Une mère au Sénégal (photo d’Arne Hoel / Banque mondiale sous licence CC BY 2.0)
Dr Marème Mady Dia Ndiaye

Cheffe de la Division Planification Familiale || Chef de division de la planification familiale

Dr Marème Mady Dia Ndiaye est cheffe de la division planification familiale à la direction de la Santé de la Mère et de l’Enfant (DSME). Elle capitalise plus de 20 ans d’expérience dans le système de santé au Sénégal où elle a eu à occuper des postes depuis le niveau opérationnel au niveau central. Sa passion pour la planification familiale s’est affirmée en 2010 en tant que Médecin chef du District de Pikine où elle a contribué à la mise en œuvre du Projet ISSU (Initiative Sénégalaise de Santé Urbaine) avant de rejoindre en 2013 le niveau central au sein de la DSME en tant que Conseillère Technique dans le cadre du projet de Renforcement des Prestations de Services de Intrahealth. Marème est spécialiste en Santé Publique, épidémiologie et bio statistiques. || Dr. Marème Mady Dia Ndiaye est chef de la division de la planification familiale au Département de la santé maternelle et infantile (DSME). Elle a plus de 20 années d'expérience dans le système de santé au Sénégal où elle a occupé des postes du niveau opérationnel au niveau central. Sa passion pour la planification familiale s'est affirmée en 2010 en tant que médecin-chef du district de Pikine où elle a contribué à la mise en œuvre de l'Initiative sénégalaise de santé urbaine (ISSU) avant de rejoindre le DSME en tant que conseiller technique pour le projet de renforcement de la prestation de services d'IntraHealth en 2013. Marème est spécialiste de la santé publique, épidémiologie et biostatistique.

Aïssatou Thioye

Chargée de la gestion des connaissances et des partenariats en Afrique de l'Ouest, SUCCÈS DES CONNAISSANCES

Aïssatou Thioye est dans la division de l'utilisation de la recherche, au sein du GHPN de FHI360 et travaille pour le projet Knowledge SUCCESS en tant que Responsable de la Gestion des Connaissances et du Partenariat pour l’Afrique de l’Ouest.

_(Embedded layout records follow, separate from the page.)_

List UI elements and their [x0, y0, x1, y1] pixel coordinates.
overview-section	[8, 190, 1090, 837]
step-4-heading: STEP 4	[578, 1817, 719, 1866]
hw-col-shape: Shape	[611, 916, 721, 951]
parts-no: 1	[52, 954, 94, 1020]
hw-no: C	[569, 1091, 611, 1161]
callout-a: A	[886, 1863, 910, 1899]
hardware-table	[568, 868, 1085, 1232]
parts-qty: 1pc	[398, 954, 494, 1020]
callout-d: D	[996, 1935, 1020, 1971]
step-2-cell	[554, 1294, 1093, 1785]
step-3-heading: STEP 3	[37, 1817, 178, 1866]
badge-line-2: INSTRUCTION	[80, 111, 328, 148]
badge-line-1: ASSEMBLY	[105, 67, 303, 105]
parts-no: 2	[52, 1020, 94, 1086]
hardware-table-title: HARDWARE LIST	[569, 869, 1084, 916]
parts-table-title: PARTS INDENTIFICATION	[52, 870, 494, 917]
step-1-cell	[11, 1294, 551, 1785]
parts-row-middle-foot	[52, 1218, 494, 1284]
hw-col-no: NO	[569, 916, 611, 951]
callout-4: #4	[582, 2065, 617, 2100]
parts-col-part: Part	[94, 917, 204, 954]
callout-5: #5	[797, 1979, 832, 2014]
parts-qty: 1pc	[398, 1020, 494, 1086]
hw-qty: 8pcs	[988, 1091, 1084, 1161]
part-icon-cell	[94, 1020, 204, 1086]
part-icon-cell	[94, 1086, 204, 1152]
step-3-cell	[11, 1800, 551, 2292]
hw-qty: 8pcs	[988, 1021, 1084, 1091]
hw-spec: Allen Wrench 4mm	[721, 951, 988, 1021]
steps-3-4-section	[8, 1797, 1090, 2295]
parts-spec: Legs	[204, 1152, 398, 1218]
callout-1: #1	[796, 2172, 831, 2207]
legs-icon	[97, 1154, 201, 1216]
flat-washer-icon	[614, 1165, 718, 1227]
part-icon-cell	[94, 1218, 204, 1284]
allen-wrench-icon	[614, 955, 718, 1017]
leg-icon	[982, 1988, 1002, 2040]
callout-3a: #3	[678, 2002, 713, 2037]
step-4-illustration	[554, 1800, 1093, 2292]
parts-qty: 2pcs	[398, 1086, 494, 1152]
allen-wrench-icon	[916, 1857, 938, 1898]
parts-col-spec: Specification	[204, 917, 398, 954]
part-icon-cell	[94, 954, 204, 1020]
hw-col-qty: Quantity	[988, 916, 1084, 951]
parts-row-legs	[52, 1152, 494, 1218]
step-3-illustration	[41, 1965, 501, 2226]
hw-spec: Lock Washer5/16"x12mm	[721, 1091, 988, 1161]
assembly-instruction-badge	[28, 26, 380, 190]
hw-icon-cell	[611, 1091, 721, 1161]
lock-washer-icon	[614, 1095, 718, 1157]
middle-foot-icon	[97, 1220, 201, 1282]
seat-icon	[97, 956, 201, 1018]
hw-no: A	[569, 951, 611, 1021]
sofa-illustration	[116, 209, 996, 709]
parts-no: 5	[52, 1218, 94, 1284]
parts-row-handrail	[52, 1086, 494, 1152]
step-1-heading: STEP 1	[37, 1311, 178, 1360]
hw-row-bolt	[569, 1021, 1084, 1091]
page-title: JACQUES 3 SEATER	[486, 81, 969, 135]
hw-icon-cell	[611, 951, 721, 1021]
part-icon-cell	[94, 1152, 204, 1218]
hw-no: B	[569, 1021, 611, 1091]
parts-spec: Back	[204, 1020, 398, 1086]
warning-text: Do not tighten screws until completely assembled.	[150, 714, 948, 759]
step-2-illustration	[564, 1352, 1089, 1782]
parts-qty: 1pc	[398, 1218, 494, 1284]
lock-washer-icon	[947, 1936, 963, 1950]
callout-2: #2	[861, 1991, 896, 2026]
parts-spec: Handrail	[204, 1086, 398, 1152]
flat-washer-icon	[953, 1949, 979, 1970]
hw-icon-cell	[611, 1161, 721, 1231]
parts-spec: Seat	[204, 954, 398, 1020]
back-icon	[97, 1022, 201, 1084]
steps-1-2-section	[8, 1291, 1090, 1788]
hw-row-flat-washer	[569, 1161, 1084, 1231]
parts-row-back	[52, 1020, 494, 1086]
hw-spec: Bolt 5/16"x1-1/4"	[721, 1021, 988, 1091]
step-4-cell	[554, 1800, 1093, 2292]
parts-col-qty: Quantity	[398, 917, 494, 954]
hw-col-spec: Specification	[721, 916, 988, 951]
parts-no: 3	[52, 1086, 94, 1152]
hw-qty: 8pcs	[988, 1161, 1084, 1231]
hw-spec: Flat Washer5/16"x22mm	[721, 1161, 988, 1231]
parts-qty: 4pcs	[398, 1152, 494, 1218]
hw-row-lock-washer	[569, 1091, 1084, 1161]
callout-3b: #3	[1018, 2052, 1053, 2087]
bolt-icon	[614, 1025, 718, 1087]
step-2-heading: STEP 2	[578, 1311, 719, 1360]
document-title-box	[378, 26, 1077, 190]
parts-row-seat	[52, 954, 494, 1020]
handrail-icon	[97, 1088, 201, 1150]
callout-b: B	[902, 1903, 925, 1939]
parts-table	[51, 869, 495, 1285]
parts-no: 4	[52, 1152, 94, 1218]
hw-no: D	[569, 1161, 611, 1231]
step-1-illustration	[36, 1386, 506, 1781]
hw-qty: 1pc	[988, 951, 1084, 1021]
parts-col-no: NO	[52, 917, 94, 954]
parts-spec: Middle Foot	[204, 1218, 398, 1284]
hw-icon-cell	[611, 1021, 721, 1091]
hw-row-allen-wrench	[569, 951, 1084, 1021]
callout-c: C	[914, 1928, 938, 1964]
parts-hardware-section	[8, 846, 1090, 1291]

Dans son rôle, elle appuie le renforcement de la gestion des connaissances dans la région, l’établissement des priorités et la conception de stratégies de gestion des connaissances aux groupes de travail techniques et partenaires de la PF/SR en Afrique de l’Ouest. Elle assure également la liaison avec les partenaires et les réseaux régionaux. Par rapport à son expérience, Aïssatou a travaillé pendant plus de 10 ans comme journaliste presse, rédactrice-consultante pendant deux ans, avant de rejoindre JSI où elle a travaillé dans deux projets d’Agriculture et de Nutrition, successivement comme mass-media officer puis spécialiste de la Gestion des Connaissances.******Aïssatou Thioye is in the Research Utilization Division of the GHPN of FHI 360 et travaille pour le projet Knowledge SUCCESS en tant que responsable de la gestion des connaissances et des partenariats pour l'Afrique de l'Ouest. Dans son rôle, elle soutient le renforcement de la gestion des connaissances dans la région, définition des priorités et conception de stratégies de gestion des connaissances au sein des groupes de travail techniques et partenaires PF / SR en Afrique de l'Ouest. Elle assure également la liaison avec les partenaires et réseaux régionaux. Par rapport à son expérience, Aïssatou a travaillé plus de 10 ans en tant que journaliste de presse, puis en tant que rédacteur-consultant pendant deux ans, avant de rejoindre JSI où elle a travaillé sur deux projets Agriculture et Nutrition, successivement en tant que responsable des médias de masse puis en tant que spécialiste de la gestion des connaissances.